Site of excitatory inputs

Answer 39

on the dendritic spines

Question 40

Site of inhibitory inputs

Answer 40

often clustered on or near the cell soma. Where the effect is maximal

Question 41

Glutamate synapses have both:

Answer 41

1. ionotropic receptors (AMPA and NMDA receptors)

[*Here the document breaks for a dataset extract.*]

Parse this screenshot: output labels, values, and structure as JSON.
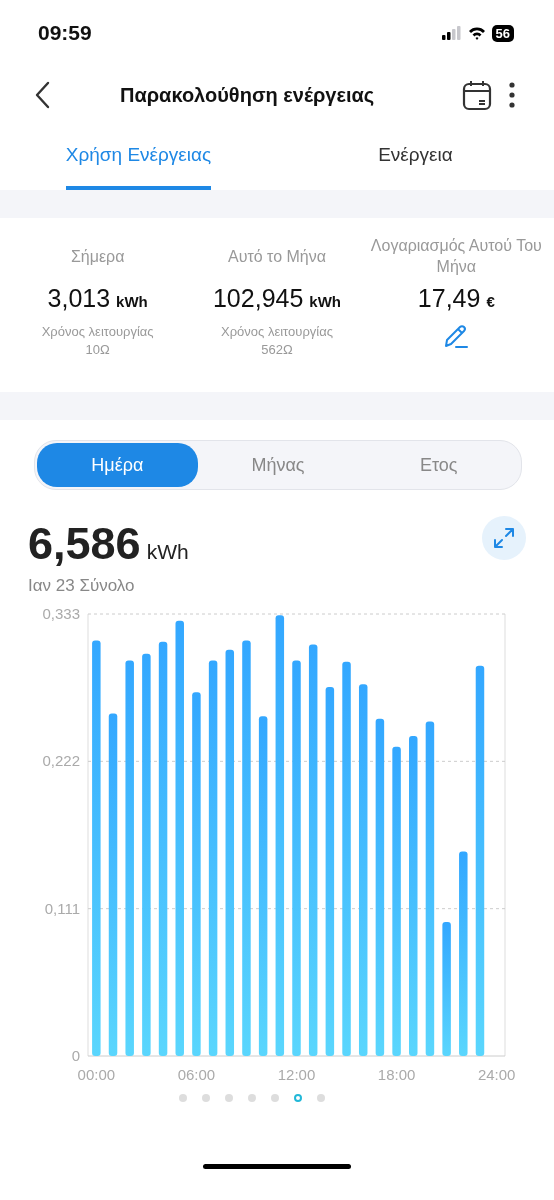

2. Metabotropic glutamate receptors (mGLuR’s)

Question 42

Whtat does activation of mGluR’s by glutamate do

Answer 42

it relays a chemical signal to the inside of the postsynaptic neuron.

Question 43

What does activation of mGluR’s do?

Answer 43

-activation of mGluR’s by glutamate generates a chemical signal, called a second messenger, inside the postsynaptic spine.

Question 44

Second Messengers

Answer 44

• activate a range of cellular proteins, including
• ion channels
• protein kinases (affects the neurotransmitter receptors and enzymes)
• transcription factors(activates transcription factors –> nucleus)

Question 45

Neuromodulators

Answer 45

Many types of neurotransmitters interact mainly or entirely with metabotropic receptors.

• Dopamine
• Serotonin
• norepinephrine
• neuropeptides like Substance Y
• endorphins

Not directly involved in the fast flow of neural information but modulate global neural states, influencing alertness, attention and mood.

Question 46

Neurons that release neuromodulators originate in?

Answer 46

• the small brain stem or midbrain nuclei
• their axons project diffusely throughout the brain

SA- Substantia Nigra
VTA - Ventral Tegmental Area

Question 47

Neuromodulator systems

Answer 47

• important targets for wide range drugs
• e.g. antidepressants, such as Prozac affect serotonergic transmission whereas amphetamines, cocaine and other stimulants typically affect dopamine and norepinephrine transmission

Question 48

Axoaxonic Synapses

Answer 48

-modulate neurotransmitter release from the presynaptic terminal

• unmodulated transmission (synapse directly to neural cell)
• Presynaptic inhibition (synapse at synapse to decrease release)
• Presynaptic facilitation (synapse at synapse to increase release).